Delaying Social Security benefits has advantages beyond improved cash flow
Most people understand the potential cash-flow benefits of delaying the onset of Social Security benefits from the age of 62 up to age 70. Each year of delay will increase the baseline monthly Social Security payment by about 8%.
Many advisers spend time talking about the benefit of the increased guaranteed cash-flow strategy with their clients, but few consider the improved long-term, tax-planning benefits associated with the delay. Below are the advantages of using the delay strategy beyond just the improved lifetime income.
Let’s discuss what many advisers see when talking with clients and prospects about the timing of their Social Security benefits.
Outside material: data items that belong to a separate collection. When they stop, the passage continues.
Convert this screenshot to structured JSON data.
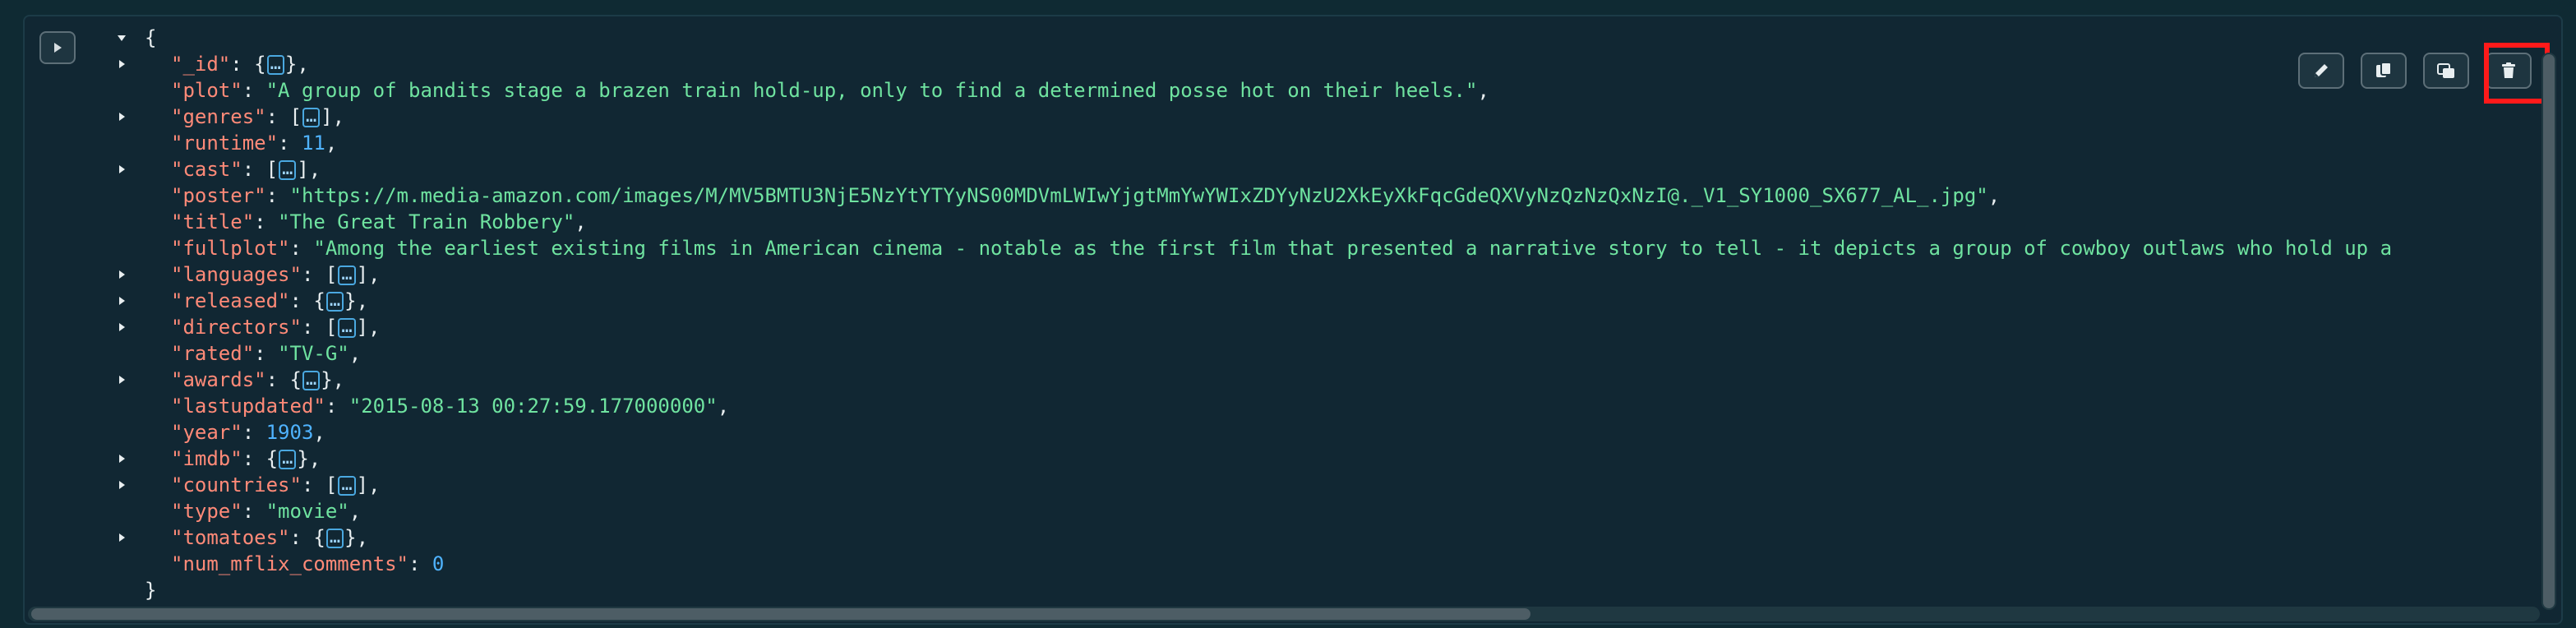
{
  "document": {
    "open_brace": "{",
    "close_brace": "}",
    "fields": [
      {
        "key": "\"_id\"",
        "kind": "object",
        "collapsed": true,
        "open": "{",
        "ellipsis": "…",
        "close": "}",
        "trail": ","
      },
      {
        "key": "\"plot\"",
        "kind": "string",
        "value": "\"A group of bandits stage a brazen train hold-up, only to find a determined posse hot on their heels.\"",
        "trail": ","
      },
      {
        "key": "\"genres\"",
        "kind": "array",
        "collapsed": true,
        "open": "[",
        "ellipsis": "…",
        "close": "]",
        "trail": ","
      },
      {
        "key": "\"runtime\"",
        "kind": "number",
        "value": "11",
        "trail": ","
      },
      {
        "key": "\"cast\"",
        "kind": "array",
        "collapsed": true,
        "open": "[",
        "ellipsis": "…",
        "close": "]",
        "trail": ","
      },
      {
        "key": "\"poster\"",
        "kind": "string",
        "value": "\"https://m.media-amazon.com/images/M/MV5BMTU3NjE5NzYtYTYyNS00MDVmLWIwYjgtMmYwYWIxZDYyNzU2XkEyXkFqcGdeQXVyNzQzNzQxNzI@._V1_SY1000_SX677_AL_.jpg\"",
        "trail": ","
      },
      {
        "key": "\"title\"",
        "kind": "string",
        "value": "\"The Great Train Robbery\"",
        "trail": ","
      },
      {
        "key": "\"fullplot\"",
        "kind": "string",
        "value": "\"Among the earliest existing films in American cinema - notable as the first film that presented a narrative story to tell - it depicts a group of cowboy outlaws who hold up a",
        "trail": ""
      },
      {
        "key": "\"languages\"",
        "kind": "array",
        "collapsed": true,
        "open": "[",
        "ellipsis": "…",
        "close": "]",
        "trail": ","
      },
      {
        "key": "\"released\"",
        "kind": "object",
        "collapsed": true,
        "open": "{",
        "ellipsis": "…",
        "close": "}",
        "trail": ","
      },
      {
        "key": "\"directors\"",
        "kind": "array",
        "collapsed": true,
        "open": "[",
        "ellipsis": "…",
        "close": "]",
        "trail": ","
      },
      {
        "key": "\"rated\"",
        "kind": "string",
        "value": "\"TV-G\"",
        "trail": ","
      },
      {
        "key": "\"awards\"",
        "kind": "object",
        "collapsed": true,
        "open": "{",
        "ellipsis": "…",
        "close": "}",
        "trail": ","
      },
      {
        "key": "\"lastupdated\"",
        "kind": "string",
        "value": "\"2015-08-13 00:27:59.177000000\"",
        "trail": ","
      },
      {
        "key": "\"year\"",
        "kind": "number",
        "value": "1903",
        "trail": ","
      },
      {
        "key": "\"imdb\"",
        "kind": "object",
        "collapsed": true,
        "open": "{",
        "ellipsis": "…",
        "close": "}",
        "trail": ","
      },
      {
        "key": "\"countries\"",
        "kind": "array",
        "collapsed": true,
        "open": "[",
        "ellipsis": "…",
        "close": "]",
        "trail": ","
      },
      {
        "key": "\"type\"",
        "kind": "string",
        "value": "\"movie\"",
        "trail": ","
      },
      {
        "key": "\"tomatoes\"",
        "kind": "object",
        "collapsed": true,
        "open": "{",
        "ellipsis": "…",
        "close": "}",
        "trail": ","
      },
      {
        "key": "\"num_mflix_comments\"",
        "kind": "number",
        "value": "0",
        "trail": ""
      }
    ]
  },
  "toolbar": {
    "icons": [
      "pencil-icon",
      "copy-icon",
      "clone-icon",
      "trash-icon"
    ]
  },
  "colors": {
    "key": "#ff8a78",
    "string": "#6fe3a0",
    "number": "#4fb3ff",
    "highlight": "#ff1a1a",
    "background": "#112733"
  }
}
Taking benefits early when someone is eligible at age 62 may seem to be a logical way to enhance the monthly spendable income. Doing so may allow clients to delay distributions from their retirement accounts and allow them to continue to grow them on a tax-deferred basis.
An unintended consequence
If the client delays, the drawdown of their retirement accounts (we will call them IRAs for the remainder of this article), the IRA account can continue to compound on a tax-deferred basis. This can continue until the client reaches age 70 1/2, when they are forced to start taking the required minimum distributions. This sounds fine, but in doing so:
· The IRA has most likely grown because no funds have yet been removed, causing the required distribution to be larger due to the larger IRA year-end value.
· If the client’s spouse passes away, the survivor will no longer benefit from the joint-filing status.
This creates what we call “bracket creep,” and suddenly, the surviving client jumps tax brackets. Married filers can earn a taxable income of $75,300 and be taxed in the 15% marginal bracket. The figure for single clients is $37,650, or half of the joint amount.
Usually, spouses name each other as the primary beneficiary of each other’s IRA accounts, and the survivor now holds 100% of the IRA portfolio. After the passing of one spouse, the survivor will likely go from the 15% marginal bracket to the next marginal bracket, 25%.
They then also fail the provisional income test for their Social Security benefits. Now, they have up to 85% of the reduced benefit (Social Security Survivor Benefit) at the 25% federal income tax level for the rest of their life because of the reduced thresholds for single tax payers versus joint. We call this the “widow tax trap.”
Fixing the problem
So how do we mitigate this dilemma? We delay taking Social Security benefits if possible. With the ever-increasing baby boomer population living longer and longer, longevity planning is essential. Your client will not only enjoy the benefit of the annual increase in the future benefit caused by the delayed start of their Social Security benefit, they may also have room within their tax planning to begin drawing down their IRA or IRAs at the wider joint filing status thresholds.
Also see: “How to boost Social Security checks by 85%.”
Clients can use this drawdown to live on, or if they do not need the funds, they can use the tax bandwidth to convert them to Roth IRAs. This strategy will reduce the value of the traditional IRA portfolio over time, and thus reduce the eventual required distribution amount. This strategy may also reduce the effects of the provisional income test on their Social Security benefits down the line. Roth IRAs have no required minimum distribution, and distributions take from them are tax-free.
Managing the distribution strategy or IRAs, in combination with the timing of Social Security benefits, can yield excellent cash-flow benefits for life and reduce the future tax burdens associated with deferring the drawdown of an IRA for too long. There are numerous strategies for making an impact on your clients’ long-range plans. This concept may not only increase their net after-tax cash flow for life; it also yields a tax-free Roth IRA benefit for each of them and their loved ones.